Of course, there are also cautionary examples that did not work out as well. The biggest risk in these transactions is that the proceeds are squandered or misused. The Chicago Parking meter case probably best exemplifies this mistake. In 2008, the city of Chicago, belabored by annual pension funding shortfalls, over-unionization, decaying infrastructure, and governed by a small group of incestuous alderman, moved to privatize the entire city’s parking meter operations. The transaction called for a consortium of investors (many of whom were headquartered outside the U.S.) to lease the meter network for 75 years in exchange for a one-time upfront payment $1 billion.[5] In a matter of weeks, consumers saw the old coin based system replaced with solar powered credit cards processors with fees over 5x prior rates. Worse yet, the proceeds that flowed into city coffers were squandered within 24 months with little observed benefit.
Public Good Concerns
In the hospital industry, though, such risks are mitigated because partnerships are rooted in much more than dollars and cents. The cost of capital nor commercial insurance pricing improvements are enough to excite the public.

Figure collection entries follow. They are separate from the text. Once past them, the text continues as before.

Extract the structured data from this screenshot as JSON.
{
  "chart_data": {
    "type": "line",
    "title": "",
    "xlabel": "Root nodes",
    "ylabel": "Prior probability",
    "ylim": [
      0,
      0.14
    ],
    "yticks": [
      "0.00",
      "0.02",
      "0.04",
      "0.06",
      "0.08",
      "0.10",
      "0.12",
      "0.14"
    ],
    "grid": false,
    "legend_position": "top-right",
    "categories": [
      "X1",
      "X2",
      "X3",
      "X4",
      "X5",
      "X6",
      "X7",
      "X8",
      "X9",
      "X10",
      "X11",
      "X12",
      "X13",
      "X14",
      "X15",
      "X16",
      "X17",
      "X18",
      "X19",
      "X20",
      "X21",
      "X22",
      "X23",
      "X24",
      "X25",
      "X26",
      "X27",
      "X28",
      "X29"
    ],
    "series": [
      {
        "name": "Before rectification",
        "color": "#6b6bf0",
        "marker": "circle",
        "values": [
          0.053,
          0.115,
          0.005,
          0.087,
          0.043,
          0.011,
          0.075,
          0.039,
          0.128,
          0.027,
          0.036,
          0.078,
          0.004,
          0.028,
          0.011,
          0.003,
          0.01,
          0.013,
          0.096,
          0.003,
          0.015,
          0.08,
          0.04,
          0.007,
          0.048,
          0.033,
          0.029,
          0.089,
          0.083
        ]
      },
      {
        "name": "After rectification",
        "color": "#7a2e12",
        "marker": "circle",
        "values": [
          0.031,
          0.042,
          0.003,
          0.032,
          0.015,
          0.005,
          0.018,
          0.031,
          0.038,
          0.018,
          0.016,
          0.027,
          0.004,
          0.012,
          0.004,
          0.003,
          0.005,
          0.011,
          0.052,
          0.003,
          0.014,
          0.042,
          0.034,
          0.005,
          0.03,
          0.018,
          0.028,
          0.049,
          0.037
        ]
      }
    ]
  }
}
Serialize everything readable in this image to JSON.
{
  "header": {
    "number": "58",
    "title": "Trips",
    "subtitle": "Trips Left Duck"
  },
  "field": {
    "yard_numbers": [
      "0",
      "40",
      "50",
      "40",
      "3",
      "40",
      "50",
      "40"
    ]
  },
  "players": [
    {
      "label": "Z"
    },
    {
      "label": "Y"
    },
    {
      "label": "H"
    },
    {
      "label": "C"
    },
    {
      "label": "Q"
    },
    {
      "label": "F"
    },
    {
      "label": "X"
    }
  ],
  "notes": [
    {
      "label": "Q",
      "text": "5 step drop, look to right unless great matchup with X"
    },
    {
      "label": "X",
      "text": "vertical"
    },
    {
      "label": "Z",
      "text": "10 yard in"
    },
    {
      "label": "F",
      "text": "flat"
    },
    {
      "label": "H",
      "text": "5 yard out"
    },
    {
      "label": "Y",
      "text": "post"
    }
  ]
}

Usually, the motivations are to: (a) better serve indigent patients, (b) improve quality, (c) enhance network coordination, (d) better cover the health needs of the population. Management teams are typically preserved and relied upon for continuity during change. Later stage Private Equity buyers rely more on existing hospital management and employees than in other industries. They seek to modernized a facility and retool for a tighter, more effective operations. Sometimes buyers are able secure continued tax revenue, applied either as a property millage or sales tax. This is particularly true in distressed situations where market interest is thin.
In the end, assessing the impact of privatizing public health systems must be done on a case by case basis. Measurements of success will vary depending on the circumstances. Typically, though officials will be judged on the: (a) demonstrated improvement in quality and brand, and (b) use of proceeds. If the reputation of a hospital is improves, this should stem outmigration and lead to more care being delivered locally. And if monetizing the asset leads to trickle down improvements in other municipal functions, all the better for the public health system.